Lee, who introduced S-356, has said he supports passage of the House version (HR-699), which would require law enforcement agencies to get a warrant to access Americans' emails and other electronic communications, regardless of how long they've been stored. HR-699, which was negotiated between House lawmakers and privacy advocates, including Calabrese, was approved 419-0 in late April (see 1604270067).
Calabrese called the situation in the Senate "very difficult." The coalition, he said, made significant compromises in the House bill, keeping national security issues out of it altogether. The “11th hour changes [in the Senate] ... would really undercut the core protections of the bill," making it "very difficult for the coalition to do anything. Honestly, it’s surprising to us that a co-sponsor of the [Senate] bill would be bringing them forward." S-356 has 29 co-sponsors, including Cornyn.
Cornyn's amendment would expand the National Security Letter (NSL) statute and permit the FBI to seek even more personal information from people. For instance, through NSLs, which are administrative subpoenas, the FBI could demand electronic communications transactional records such as account numbers, login history, credit card and bank account information, types of services such as social media accounts and email providers, location data and internet browsing history, wrote Robyn Greene, policy counsel with New America's Open Technology Institute, in a blog post Tuesday.

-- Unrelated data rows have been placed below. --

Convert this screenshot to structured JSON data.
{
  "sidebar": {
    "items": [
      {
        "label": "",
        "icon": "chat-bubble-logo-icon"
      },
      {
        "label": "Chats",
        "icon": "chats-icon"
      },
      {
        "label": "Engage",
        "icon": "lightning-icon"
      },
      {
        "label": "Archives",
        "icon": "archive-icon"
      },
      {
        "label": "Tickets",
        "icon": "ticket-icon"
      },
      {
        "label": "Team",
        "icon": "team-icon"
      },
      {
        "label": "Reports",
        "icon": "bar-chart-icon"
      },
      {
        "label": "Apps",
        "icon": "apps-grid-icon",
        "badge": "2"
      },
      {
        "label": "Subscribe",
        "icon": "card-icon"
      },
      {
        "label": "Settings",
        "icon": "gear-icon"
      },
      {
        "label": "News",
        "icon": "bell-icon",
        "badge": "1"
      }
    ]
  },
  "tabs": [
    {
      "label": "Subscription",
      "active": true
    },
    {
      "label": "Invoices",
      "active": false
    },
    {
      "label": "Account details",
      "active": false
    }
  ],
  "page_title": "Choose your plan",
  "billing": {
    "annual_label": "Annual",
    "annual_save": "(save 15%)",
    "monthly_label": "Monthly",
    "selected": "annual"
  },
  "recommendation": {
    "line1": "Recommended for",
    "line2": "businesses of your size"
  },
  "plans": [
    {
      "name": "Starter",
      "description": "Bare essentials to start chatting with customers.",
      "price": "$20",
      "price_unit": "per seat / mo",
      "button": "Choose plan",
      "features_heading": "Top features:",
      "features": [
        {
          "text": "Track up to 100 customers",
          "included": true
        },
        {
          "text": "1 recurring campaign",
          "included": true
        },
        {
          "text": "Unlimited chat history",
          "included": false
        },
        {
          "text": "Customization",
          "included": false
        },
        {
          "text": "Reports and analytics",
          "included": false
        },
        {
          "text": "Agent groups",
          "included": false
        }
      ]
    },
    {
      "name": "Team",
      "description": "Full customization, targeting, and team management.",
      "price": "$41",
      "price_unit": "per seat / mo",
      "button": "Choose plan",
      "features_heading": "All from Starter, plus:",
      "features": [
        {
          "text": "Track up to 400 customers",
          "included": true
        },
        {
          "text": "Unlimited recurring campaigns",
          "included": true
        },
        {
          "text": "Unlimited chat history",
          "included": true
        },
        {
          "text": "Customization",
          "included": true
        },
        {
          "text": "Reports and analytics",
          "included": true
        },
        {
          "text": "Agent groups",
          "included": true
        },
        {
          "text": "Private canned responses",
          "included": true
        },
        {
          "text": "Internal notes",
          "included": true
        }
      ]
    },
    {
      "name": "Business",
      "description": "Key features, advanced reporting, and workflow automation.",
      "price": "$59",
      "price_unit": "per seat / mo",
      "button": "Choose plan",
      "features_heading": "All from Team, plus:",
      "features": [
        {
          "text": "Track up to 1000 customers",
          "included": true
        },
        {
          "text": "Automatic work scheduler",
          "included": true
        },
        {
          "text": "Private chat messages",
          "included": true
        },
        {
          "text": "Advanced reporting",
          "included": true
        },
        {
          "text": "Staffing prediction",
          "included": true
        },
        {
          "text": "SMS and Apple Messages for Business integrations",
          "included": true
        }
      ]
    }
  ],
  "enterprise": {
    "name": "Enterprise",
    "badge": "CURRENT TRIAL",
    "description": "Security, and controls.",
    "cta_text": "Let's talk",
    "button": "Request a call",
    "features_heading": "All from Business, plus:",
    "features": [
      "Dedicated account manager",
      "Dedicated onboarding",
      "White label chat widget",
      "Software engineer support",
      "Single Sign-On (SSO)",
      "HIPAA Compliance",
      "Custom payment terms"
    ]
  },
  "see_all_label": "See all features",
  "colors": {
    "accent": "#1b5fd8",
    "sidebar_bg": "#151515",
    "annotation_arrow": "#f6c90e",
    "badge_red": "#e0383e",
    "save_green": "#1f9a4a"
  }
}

Greene said the amendment would threaten people's privacy by allowing the FBI to "access and use that information to develop profiles of Americans’ habits and preferences, such as those concerning individuals’ medical and mental health concerns, political leanings and religious beliefs, reading interests, hobbies, and much more." In a Computer & Communications Industry Association blog post, Bijan Madhani, public policy and regulatory counsel, and Kacee Taylor, summer legal fellow, wrote that "Congress has historically never permitted such information to be obtained from providers without judicial oversight" and the recent trend has been to limit the power of NSLs. CCIA, CDT and New America's OTI are among 37 signatories -- which also include Facebook, Google and Yahoo -- to a letter sent Monday, urging senators to oppose it in the ECPA bill and also remove it from the Intelligence Authorization Act for Fiscal Year 2017.
The other amendment opposed by privacy groups is the so-called mandatory emergency amendment, offered by Cornyn and Sessions, which is also "enormously problematic," said Calabrese. When a law enforcement agency seeks an emergency request for electronic records or communications under ECPA, Calabrese said, the agency must lay out the facts that must meet a certain standard "and the process works very well." But the proposed amendment would make complying with emergency requests mandatory without any court oversight. So if law enforcement would come in and say, 'We have an emergency,' providers would have no choice but to turn over information and there’d be no process for evaluating whether in fact there is an emergency," he said.
Calabrese said he's unsure what to expect at the markup, but many members of the coalition have opposed both amendments. "If Senator Cornyn wants to insist on those amendments, the result is going to be [that] he's going to hold this bill up," he said.